Audio Generating

This API allows cloning of a real human voice and using that cloned voice to read specified text aloud.

POST https://api.vidu.com/ent/v2/audio-clone
Field
value
Description
Content-Type
application/json
Data Exchange Format
Authorization
Token {your api key}
Replace {} with your API key
Parameter Name
Type
Required
Description
audio_url
String
Required
The original audio URL (must be accessible).
The model will use the audio specified in this parameter for cloning.
Notes:
1. Supported formats: mp3, m4a, wav.
2. Duration: minimum 10 seconds, maximum 5 minutes.
3. File size must not exceed 20 MB.
4. Audio content must be copyright-free, otherwise it may be removed or destroyed.
voice_id
String
Required
Custom voice ID, e.g., "vidu01".
When creating a custom voice_id should notice:
1. Length range: [8, 256].
2. Must start with an English letter.
3. Allows numbers, letters, -, _.
4. Must not end with -, _.
5. voice_id must be unique; duplicates will result in an error.
prompt_audio_url
String
Optional
Example audio for cloning.
Providing this parameter helps improve timbre similarity and stability.

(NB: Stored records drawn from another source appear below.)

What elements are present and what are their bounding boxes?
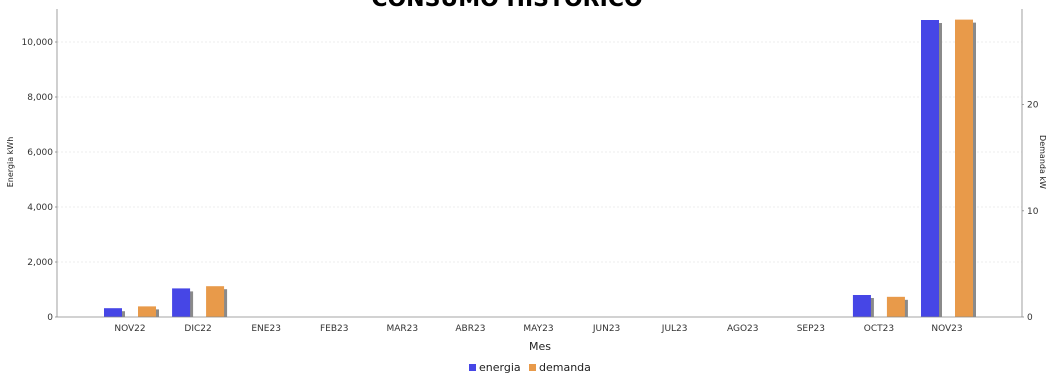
y-left-tick-label: 10,000: [22, 38, 54, 48]
y-axis-right-label: Demanda kW: [1038, 135, 1047, 189]
bar-demanda-oct23: [886, 296, 905, 317]
x-tick-label: JUL23: [661, 324, 688, 334]
x-tick-label: AGO23: [727, 324, 759, 334]
y-right-tick-label: 0: [1027, 313, 1033, 323]
x-axis-label: Mes: [529, 340, 551, 353]
legend-swatch-energia: [469, 364, 476, 371]
y-left-tick-label: 8,000: [27, 93, 53, 103]
y-right-tick-label: 20: [1027, 101, 1039, 111]
gridlines: [57, 41, 1022, 263]
bars: [104, 19, 976, 317]
y-right-tick-label: 10: [1027, 207, 1039, 217]
axes: 0 2,000 4,000 6,000 8,000 10,000 0 10 20 NOV22 DIC…: [22, 9, 1039, 334]
x-tick-label: NOV22: [114, 324, 145, 334]
x-tick-label: ABR23: [455, 324, 485, 334]
y-left-tick-label: 6,000: [27, 148, 53, 158]
x-tick-label: JUN23: [592, 324, 620, 334]
bar-demanda-nov22: [138, 306, 156, 317]
bar-energia-nov22: [104, 308, 122, 317]
x-tick-label: OCT23: [864, 324, 894, 334]
bar-energia-dic22: [172, 288, 191, 317]
y-axis-left-label: Energia kWh: [6, 137, 15, 188]
legend-label-demanda: demanda: [539, 361, 591, 374]
bar-demanda-dic22: [206, 286, 225, 317]
x-tick-label: SEP23: [797, 324, 825, 334]
bar-energia-oct23: [852, 295, 871, 317]
x-tick-label: FEB23: [320, 324, 349, 334]
x-tick-label: DIC22: [184, 324, 211, 334]
chart-title: CONSUMO HISTORICO: [371, 0, 642, 12]
bar-demanda-nov23: [955, 19, 973, 317]
y-left-tick-label: 4,000: [27, 203, 53, 213]
legend: energia demanda: [469, 361, 591, 374]
y-left-tick-label: 0: [47, 313, 53, 323]
bar-energia-nov23: [921, 20, 939, 317]
legend-swatch-demanda: [529, 364, 536, 371]
x-tick-label: ENE23: [251, 324, 281, 334]
y-left-tick-label: 2,000: [27, 258, 53, 268]
x-tick-label: MAY23: [523, 324, 553, 334]
x-tick-label: NOV23: [931, 324, 962, 334]
x-tick-label: MAR23: [387, 324, 419, 334]
legend-label-energia: energia: [479, 361, 521, 374]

If used, an additional short sample audio must be uploaded.
Notes:
1. Supported formats: mp3, m4a, wav.
2. Duration: less than 8 seconds.
3. File size must not exceed 20 MB.
prompt_text
String
Optional
Text content corresponding to the sample audio.
Must match the sample audio and end with punctuation.
text
String
Required
Preview text for cloned-voice synthesis.
Limit: within 1,000 characters. The model will use the cloned voice to read this text and return an audio preview URL.
Note: The preview will incur standard TTS synthesis charges based on character count.
payload
String
Optional
Pass-through parameter.
No processing, used for data transfer only.Max length: 1,048,576 characters.
Parameter Name
Type
Description
task_id
String
Task ID generated by Vidu
state
String
Processing status.
Possible values:
- queueing: in queue
- success: completed
- failed: failed
voice_id
String
The custom voice ID provided by the user (if the task fails, this field is not returned)
demo_audio
String
If the text parameter was provided in the request, this field returns the audio preview URL; otherwise it will be empty
payload
String
Pass-through parameter value from the request
created_at
String
Task creation timestamp
{
  "task_id": "your_task_id_here",
  "state": "success",
  "voice_id": "your_voice_id_here",
  "demo_audio": "your_demo_audio_here",
  "payload":"",
  "created_at": "2025-01-01T15:41:31.968916Z"
}

The generated cloned voice is temporary.
To permanently retain a cloned voice, you must call this voice in any Tex to Speech API within 168 hours (7 days) — excluding preview behavior within this API.
If unused beyond this period, the voice will be automatically deleted and the credits cost for cloning will not be returned.